Nem tombo nem acidente grave. Nada afastava Roberto Marinho de Miss Globo,  Laborioso, Sagitarius. A paixão pelos cavalos começou na infância. Adulto, treinou na hípica. Dizia que o contato com os animais fazia desaparecer os problemas. Com quase 80 anos, parou de saltar obstáculos. Não por vontade própria. Mas a pedido da família.


Salto de obstáculo

Roberto Marinho tinha oito anos quando saiu pelas ruas do bairro onde morava, a Tijuca, no Rio de Janeiro, em cima de um burrico. À mãe, Dona Chica, coube negociar o passeio do filho com o dono do animal, um comerciante português que, em troca, vendia para ela todas as galinhas da quitanda.

“Com mais algumas galinhas na panela, eu já galopava o pacato e versátil animal.” (Roberto Marinho)

Do burro ao primeiro cavalo passaram-se pouco mais de dez anos. Durante umas férias de verão, em Corrêas, região serrana, o jovem Marinho ganhou um presentão do Barão de Teffé, amigo do pai: o Royal. A irmã Hilda conta que ele ficou tão apegado ao animal que levou o cavalo para a casa da avó.

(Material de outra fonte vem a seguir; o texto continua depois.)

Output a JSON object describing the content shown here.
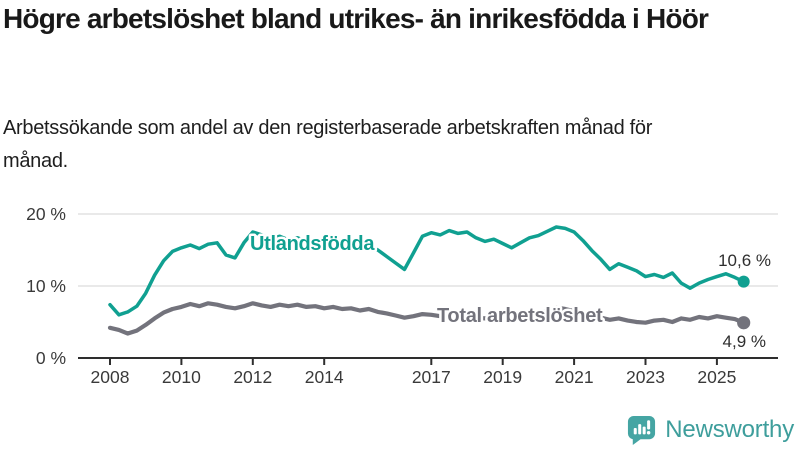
{
  "header": {
    "title": "Högre arbetslöshet bland utrikes- än inrikesfödda i Höör",
    "subtitle": "Arbetssökande som andel av den registerbaserade arbetskraften månad för månad."
  },
  "chart_data": {
    "type": "line",
    "title": "Högre arbetslöshet bland utrikes- än inrikesfödda i Höör",
    "subtitle": "Arbetssökande som andel av den registerbaserade arbetskraften månad för månad.",
    "unit": "%",
    "x_start": 2008,
    "x_step_years": 0.25,
    "x_ticks": [
      2008,
      2010,
      2012,
      2014,
      2017,
      2019,
      2021,
      2023,
      2025
    ],
    "y_ticks": [
      {
        "value": 0,
        "label": "0 %"
      },
      {
        "value": 10,
        "label": "10 %"
      },
      {
        "value": 20,
        "label": "20 %"
      }
    ],
    "ylim": [
      0,
      21
    ],
    "grid": "horizontal",
    "legend": "inline-labels",
    "colors": {
      "grid": "#dcdcdc",
      "axis": "#2e2e2e",
      "axis_text": "#3a3a3a",
      "value_text": "#2e2e2e"
    },
    "series": [
      {
        "id": "utlandsfodda",
        "name": "Utlandsfödda",
        "color": "#10A091",
        "end_label": "10,6 %",
        "final_value": 10.6,
        "values": [
          7.4,
          6.0,
          6.4,
          7.2,
          9.0,
          11.5,
          13.5,
          14.8,
          15.3,
          15.7,
          15.2,
          15.8,
          16.0,
          14.3,
          13.9,
          16.0,
          17.5,
          17.1,
          16.6,
          16.9,
          16.4,
          16.7,
          16.2,
          16.4,
          15.9,
          16.2,
          15.7,
          15.9,
          15.4,
          15.6,
          15.0,
          14.1,
          13.2,
          12.3,
          14.6,
          16.9,
          17.4,
          17.1,
          17.7,
          17.3,
          17.5,
          16.7,
          16.2,
          16.5,
          15.9,
          15.3,
          16.0,
          16.7,
          17.0,
          17.6,
          18.2,
          18.0,
          17.5,
          16.3,
          14.9,
          13.7,
          12.3,
          13.1,
          12.6,
          12.1,
          11.3,
          11.6,
          11.2,
          11.8,
          10.4,
          9.7,
          10.4,
          10.9,
          11.3,
          11.7,
          11.2,
          10.6
        ]
      },
      {
        "id": "total",
        "name": "Total arbetslöshet",
        "color": "#73737C",
        "end_label": "4,9 %",
        "final_value": 4.9,
        "values": [
          4.2,
          3.9,
          3.4,
          3.8,
          4.6,
          5.5,
          6.3,
          6.8,
          7.1,
          7.5,
          7.2,
          7.6,
          7.4,
          7.1,
          6.9,
          7.2,
          7.6,
          7.3,
          7.1,
          7.4,
          7.2,
          7.4,
          7.1,
          7.2,
          6.9,
          7.1,
          6.8,
          6.9,
          6.6,
          6.8,
          6.4,
          6.2,
          5.9,
          5.6,
          5.8,
          6.1,
          6.0,
          5.8,
          5.9,
          5.7,
          5.8,
          5.6,
          5.5,
          5.7,
          5.5,
          5.4,
          5.6,
          5.8,
          6.0,
          6.7,
          7.0,
          6.8,
          6.5,
          6.2,
          5.9,
          5.6,
          5.3,
          5.5,
          5.2,
          5.0,
          4.9,
          5.2,
          5.3,
          5.0,
          5.5,
          5.3,
          5.7,
          5.5,
          5.8,
          5.6,
          5.4,
          4.9
        ]
      }
    ]
  },
  "footer": {
    "brand": "Newsworthy",
    "brand_color": "#3E9E9C",
    "icon_color": "#45A5A3"
  }
}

Royal entrou pela sala de visitas da família montado pelo novo dono, ao som de uma ópera.

Roberto Marinho salta obstáculo em prova de hipismo, em 1939. Agência O GloboTempos depois, aos 35 anos, o hábito de cavalgar tornou-se mais técnico quando Roberto Marinho entrou para a hípica. Ele participou de treinos e conquistou o primeiro campeonato em julho de 1940, na prova Icaraí, do Clube Hípico Fluminense, com o cavalo Arisco. Colheu vitórias nos cinco anos seguintes e bateu o recorde brasileiro em salto em altura com o cavalo Joá, aos 41 anos.  

Foi no hipismo também que Roberto Marinho encontrou a primeira mulher, Stella Goulart, em 1946. O casal se conheceu quando a jovem Stella teve o cavalo Jujuba sacrificado por causa de um acidente e recebeu a solidariedade do futuro marido.

“Tudo que era obstáculo parece que fortalecia mais a vontade de vencer. Dr. Roberto não fazia corrida de cavalo. Fazia salto. Ele saltava os obstáculos na hípica e na vida.” (Lygia de Souza Mello, secretária de Roberto Marinho)

Nem sempre obstáculo significava dificuldade na vida de Roberto Marinho. Elizabeth Marinho, casada com o irmão Rogério, lembra que certa vez houve um concurso de hipismo promovido pelos dois irmãos, no Rio. Amigos vieram de São Paulo, cheios de malas, e todos se preparavam para uma grande festa. Mas nessa época, Roberto e Rogério eram um tanto despojados, conta Elizabeth. “Eles tinham comprado um macacão num posto de gasolina e só andavam com esse tipo de roupa. O pessoal de São Paulo ficou tão constrangido que nem desarrumou as malas. E foi assim: o Roberto e o Rogério saltando os obstáculos, de macacão, na presença dos paulistas!”